"Senate Republicans are now privately threatening to derail the confirmation of key Obama administration nominees for top legal positions by linking the votes to suppressing critical torture memos from the Bush era. A reliable Justice Department source advises me that Senate Republicans are planning to "go nuclear" over the nominations of Dawn Johnsen as chief of the Office of Legal Counsel (OLC) in the Department of Justice and Yale Law School Dean Harold Koh as State Department legal counsel if the torture documents are made public. The source says these threats are the principal reason for the Obama administration's abrupt pull back last week from a commitment to release some of the documents. A Republican Senate source confirms the strategy. It now appears that Republicans are seeking an Obama commitment to safeguard the Bush administration's darkest secrets in exchange for letting these nominations go forward. (...)
The Justice Department source confirms to me that Brennan has consistently opposed making public the torture memos -- and any other details about the operations of the extraordinary renditions program -- but this source suggests that concern about the G.O.P.'s roadblock in the confirmation process is the principle reason that the memos were not released. Republican senators have expressed strong reservations about their promised exposure, expressing alarm that a critique of the memos by Justice's ethics office (Office of Professional Responsibility) will also be released. "There was no 'direct' threat," said the source, "but the message was communicated clearly -- if the OLC and OPR memoranda are released to the public, there will be war." This is understood as a threat to filibuster the nominations of Johnsen and Koh. Not only are they among the most prominent academic critics of the torture memoranda, but are also viewed as the strongest advocates for release of the torture memos on Obama's legal policy team.[snip]
A Republican Senate staffer further has confirmed to me that the Johnsen nomination was discussed at the last G.O.P. caucus meeting. Not a single Republican indicated an intention to vote for Dawn Johnsen, while Senator John Cornyn of Texas was described as "gunning for her," specifically noting publication of the torture memos.
Besides the ugliness of the attacks, what the Republicans are doing is really unprecedented. First, the President has traditionally been given deference in the choice of his advisors. If some President wants to have someone in his cabinet, the presumption is that he ought to be able to do so, absent illegality or some sort of manifest incompetence. For the Republican Senators to hold these appointees up not for those reasons, but because they disagree with their policies, is just wrong; if this happened every time a new administration came into office, the opposition party would filibuster half the nominations and no one would never govern at all.
Second, what the Republicans are trying to do is to dictate to the President a matter that is purely his prerogative: deciding whether or not to unclassify documents. This is insane: it's as though Obama threatened to withhold funding for the Senate unless Mitch McConnell fired some staffer he didn't like. [UPDATE: Adam Serwer points out that it isn't even optional: a judge has ordered that the memos be turned over.]

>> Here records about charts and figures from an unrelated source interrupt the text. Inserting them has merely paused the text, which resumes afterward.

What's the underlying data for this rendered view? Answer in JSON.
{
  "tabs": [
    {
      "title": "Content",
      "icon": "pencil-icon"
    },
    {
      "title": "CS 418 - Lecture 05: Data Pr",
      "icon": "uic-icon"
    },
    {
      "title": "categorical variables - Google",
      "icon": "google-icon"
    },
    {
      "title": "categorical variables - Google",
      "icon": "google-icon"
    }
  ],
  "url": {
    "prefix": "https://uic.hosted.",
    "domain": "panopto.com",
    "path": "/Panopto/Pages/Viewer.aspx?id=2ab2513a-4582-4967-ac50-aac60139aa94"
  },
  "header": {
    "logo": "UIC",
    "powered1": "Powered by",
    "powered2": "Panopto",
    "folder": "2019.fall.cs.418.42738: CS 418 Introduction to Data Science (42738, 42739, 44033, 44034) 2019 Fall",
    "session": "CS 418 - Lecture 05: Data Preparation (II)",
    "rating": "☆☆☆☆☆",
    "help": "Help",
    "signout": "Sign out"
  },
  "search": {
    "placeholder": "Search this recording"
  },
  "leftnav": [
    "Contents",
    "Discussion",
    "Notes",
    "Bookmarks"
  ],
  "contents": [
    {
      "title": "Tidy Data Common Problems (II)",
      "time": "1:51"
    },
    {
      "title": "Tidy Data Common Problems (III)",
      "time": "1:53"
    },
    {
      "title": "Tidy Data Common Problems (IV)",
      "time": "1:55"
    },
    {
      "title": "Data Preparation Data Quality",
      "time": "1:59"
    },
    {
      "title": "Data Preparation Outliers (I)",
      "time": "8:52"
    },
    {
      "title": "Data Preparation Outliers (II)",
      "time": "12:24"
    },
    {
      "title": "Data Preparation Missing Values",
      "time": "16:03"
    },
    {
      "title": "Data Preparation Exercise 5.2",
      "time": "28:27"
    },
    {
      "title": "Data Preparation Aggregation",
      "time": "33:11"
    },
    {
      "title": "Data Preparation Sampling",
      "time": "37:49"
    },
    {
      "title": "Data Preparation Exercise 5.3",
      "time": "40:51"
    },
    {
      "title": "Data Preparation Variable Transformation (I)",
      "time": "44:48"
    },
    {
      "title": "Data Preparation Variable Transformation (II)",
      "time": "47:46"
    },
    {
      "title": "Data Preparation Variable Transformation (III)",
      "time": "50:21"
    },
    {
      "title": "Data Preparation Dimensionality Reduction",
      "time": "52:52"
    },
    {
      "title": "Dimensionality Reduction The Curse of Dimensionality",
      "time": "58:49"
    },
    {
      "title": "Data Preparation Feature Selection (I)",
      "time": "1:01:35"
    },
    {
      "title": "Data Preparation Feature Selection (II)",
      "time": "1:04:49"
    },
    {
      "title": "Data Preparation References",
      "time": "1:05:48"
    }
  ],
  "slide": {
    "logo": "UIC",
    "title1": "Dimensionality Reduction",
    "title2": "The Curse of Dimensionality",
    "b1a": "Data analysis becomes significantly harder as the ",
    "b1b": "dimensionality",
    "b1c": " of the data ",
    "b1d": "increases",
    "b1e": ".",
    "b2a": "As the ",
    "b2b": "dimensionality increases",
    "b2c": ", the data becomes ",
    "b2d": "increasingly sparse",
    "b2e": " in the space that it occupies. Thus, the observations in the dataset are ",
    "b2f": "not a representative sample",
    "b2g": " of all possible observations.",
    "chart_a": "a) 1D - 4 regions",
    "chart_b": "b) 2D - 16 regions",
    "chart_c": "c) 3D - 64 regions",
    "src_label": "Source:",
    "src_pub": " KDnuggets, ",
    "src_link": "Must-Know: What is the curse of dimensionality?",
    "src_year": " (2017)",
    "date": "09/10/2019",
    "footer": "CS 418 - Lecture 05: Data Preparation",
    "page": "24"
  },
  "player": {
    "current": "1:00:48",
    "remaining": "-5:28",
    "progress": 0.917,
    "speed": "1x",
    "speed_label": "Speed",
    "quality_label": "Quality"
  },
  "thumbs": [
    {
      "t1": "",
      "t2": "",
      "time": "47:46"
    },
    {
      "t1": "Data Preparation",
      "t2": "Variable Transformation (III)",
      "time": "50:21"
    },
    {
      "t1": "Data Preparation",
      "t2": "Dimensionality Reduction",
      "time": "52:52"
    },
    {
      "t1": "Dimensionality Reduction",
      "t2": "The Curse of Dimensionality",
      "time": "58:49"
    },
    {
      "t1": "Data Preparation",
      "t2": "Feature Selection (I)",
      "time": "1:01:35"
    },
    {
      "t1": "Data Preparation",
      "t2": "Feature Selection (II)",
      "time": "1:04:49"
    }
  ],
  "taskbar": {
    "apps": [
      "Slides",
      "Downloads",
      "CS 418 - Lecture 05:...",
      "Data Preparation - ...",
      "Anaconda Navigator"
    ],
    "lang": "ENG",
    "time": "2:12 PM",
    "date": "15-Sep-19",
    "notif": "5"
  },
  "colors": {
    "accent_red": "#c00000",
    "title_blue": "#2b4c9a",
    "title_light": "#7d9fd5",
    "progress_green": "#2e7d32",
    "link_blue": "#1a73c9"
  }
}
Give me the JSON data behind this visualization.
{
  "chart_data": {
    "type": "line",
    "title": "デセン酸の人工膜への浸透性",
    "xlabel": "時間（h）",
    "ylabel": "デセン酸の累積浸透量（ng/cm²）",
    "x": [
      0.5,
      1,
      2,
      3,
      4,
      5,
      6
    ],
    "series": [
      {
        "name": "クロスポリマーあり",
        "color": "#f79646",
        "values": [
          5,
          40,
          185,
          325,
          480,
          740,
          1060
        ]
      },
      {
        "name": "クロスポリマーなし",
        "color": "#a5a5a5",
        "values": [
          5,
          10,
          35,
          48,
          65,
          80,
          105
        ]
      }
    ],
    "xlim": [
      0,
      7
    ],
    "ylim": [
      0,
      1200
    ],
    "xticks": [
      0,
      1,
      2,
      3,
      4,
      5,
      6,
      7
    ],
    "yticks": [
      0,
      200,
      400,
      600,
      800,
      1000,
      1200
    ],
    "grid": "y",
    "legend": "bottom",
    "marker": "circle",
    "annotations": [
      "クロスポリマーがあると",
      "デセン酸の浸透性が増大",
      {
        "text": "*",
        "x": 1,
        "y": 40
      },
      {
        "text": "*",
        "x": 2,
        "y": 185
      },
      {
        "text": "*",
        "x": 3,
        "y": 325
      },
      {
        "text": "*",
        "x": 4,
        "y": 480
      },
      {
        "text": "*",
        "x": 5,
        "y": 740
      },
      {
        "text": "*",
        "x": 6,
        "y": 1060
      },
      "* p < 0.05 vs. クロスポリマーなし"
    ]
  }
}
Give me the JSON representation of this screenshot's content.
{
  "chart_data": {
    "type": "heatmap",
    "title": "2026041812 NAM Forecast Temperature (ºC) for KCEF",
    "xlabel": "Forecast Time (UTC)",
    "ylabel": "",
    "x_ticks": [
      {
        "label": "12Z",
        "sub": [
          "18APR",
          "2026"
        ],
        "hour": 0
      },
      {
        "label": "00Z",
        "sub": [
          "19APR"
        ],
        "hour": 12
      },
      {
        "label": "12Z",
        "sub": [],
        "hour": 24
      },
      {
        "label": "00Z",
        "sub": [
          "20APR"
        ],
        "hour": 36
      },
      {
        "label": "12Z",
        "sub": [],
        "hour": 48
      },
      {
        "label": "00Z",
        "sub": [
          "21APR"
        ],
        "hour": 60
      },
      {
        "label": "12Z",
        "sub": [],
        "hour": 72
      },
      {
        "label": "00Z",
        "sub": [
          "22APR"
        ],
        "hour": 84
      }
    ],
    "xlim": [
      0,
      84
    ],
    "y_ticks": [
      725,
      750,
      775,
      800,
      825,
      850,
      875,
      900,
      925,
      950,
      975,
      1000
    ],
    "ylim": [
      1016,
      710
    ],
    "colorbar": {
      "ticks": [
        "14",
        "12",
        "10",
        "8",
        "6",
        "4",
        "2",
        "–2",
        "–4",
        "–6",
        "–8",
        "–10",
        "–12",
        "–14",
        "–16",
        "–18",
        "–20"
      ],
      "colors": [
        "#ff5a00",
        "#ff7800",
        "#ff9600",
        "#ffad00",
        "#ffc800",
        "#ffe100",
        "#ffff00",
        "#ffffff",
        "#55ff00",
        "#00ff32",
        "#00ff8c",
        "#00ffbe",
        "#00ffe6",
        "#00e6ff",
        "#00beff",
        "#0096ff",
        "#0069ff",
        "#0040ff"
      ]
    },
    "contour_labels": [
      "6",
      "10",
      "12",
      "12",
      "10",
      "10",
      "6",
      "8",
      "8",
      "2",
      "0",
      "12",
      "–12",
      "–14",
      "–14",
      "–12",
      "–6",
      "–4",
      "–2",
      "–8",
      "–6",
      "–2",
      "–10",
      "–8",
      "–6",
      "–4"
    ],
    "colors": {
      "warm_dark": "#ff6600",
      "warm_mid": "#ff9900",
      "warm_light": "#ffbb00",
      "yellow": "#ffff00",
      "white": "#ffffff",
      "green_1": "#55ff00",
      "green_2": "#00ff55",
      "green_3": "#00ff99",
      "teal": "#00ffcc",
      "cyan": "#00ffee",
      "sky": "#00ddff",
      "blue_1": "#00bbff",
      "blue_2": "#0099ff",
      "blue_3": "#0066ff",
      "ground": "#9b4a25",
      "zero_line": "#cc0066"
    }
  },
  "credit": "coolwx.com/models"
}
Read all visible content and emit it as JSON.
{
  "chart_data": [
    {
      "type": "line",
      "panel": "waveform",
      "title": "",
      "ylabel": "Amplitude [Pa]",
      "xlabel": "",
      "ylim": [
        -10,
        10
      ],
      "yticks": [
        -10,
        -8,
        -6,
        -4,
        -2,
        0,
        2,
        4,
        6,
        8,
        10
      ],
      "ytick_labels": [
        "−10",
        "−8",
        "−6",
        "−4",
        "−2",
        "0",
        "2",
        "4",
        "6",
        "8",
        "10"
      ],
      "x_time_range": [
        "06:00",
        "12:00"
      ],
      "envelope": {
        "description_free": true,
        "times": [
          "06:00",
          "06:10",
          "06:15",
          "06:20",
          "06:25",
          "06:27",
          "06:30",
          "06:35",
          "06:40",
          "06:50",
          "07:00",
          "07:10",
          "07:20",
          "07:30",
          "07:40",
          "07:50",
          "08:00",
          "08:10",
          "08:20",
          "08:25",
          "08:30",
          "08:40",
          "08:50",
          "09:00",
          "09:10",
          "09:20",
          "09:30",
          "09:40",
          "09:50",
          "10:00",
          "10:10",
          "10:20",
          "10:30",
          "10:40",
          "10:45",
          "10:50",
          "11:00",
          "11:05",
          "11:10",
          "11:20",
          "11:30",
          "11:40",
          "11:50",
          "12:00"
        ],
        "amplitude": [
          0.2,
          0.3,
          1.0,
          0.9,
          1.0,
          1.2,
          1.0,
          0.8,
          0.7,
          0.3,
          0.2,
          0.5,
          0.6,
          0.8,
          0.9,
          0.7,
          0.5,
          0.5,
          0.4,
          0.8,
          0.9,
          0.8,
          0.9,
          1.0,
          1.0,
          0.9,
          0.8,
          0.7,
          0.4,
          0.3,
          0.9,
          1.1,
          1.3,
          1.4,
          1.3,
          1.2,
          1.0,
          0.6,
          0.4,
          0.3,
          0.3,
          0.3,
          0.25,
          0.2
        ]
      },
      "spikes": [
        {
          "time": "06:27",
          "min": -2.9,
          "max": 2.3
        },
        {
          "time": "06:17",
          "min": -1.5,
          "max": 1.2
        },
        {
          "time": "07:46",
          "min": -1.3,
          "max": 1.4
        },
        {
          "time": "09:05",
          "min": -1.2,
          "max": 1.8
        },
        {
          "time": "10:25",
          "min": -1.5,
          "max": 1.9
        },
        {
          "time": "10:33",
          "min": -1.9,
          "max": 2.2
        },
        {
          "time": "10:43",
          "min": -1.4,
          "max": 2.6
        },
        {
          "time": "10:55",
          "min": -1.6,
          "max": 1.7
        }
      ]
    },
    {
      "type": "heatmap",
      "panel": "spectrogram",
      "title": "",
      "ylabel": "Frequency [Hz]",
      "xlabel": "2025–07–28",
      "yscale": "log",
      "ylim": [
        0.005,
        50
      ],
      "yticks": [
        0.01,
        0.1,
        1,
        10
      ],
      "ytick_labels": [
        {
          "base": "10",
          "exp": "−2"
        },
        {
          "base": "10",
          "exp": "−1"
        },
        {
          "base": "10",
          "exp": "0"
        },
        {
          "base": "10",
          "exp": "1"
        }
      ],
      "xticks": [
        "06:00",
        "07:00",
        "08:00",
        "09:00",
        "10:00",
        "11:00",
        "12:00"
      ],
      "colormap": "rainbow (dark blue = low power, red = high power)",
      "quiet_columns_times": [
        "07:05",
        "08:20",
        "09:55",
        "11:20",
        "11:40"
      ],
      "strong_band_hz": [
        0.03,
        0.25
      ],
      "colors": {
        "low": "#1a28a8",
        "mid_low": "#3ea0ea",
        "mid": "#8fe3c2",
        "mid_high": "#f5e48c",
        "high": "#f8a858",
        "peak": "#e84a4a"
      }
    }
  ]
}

And the combination -- holding appointments hostage while trashing people's reputations in order to keep Obama from making a decision he plainly has the right to make -- is unconscionable.
Alas, unconscionable acts have become their particular specialty. So has contempt for the law, slavering devotion to torture, and moral atrophy. With this latest fuckery, they've proven beyond reasonable doubt they're unfit for government service.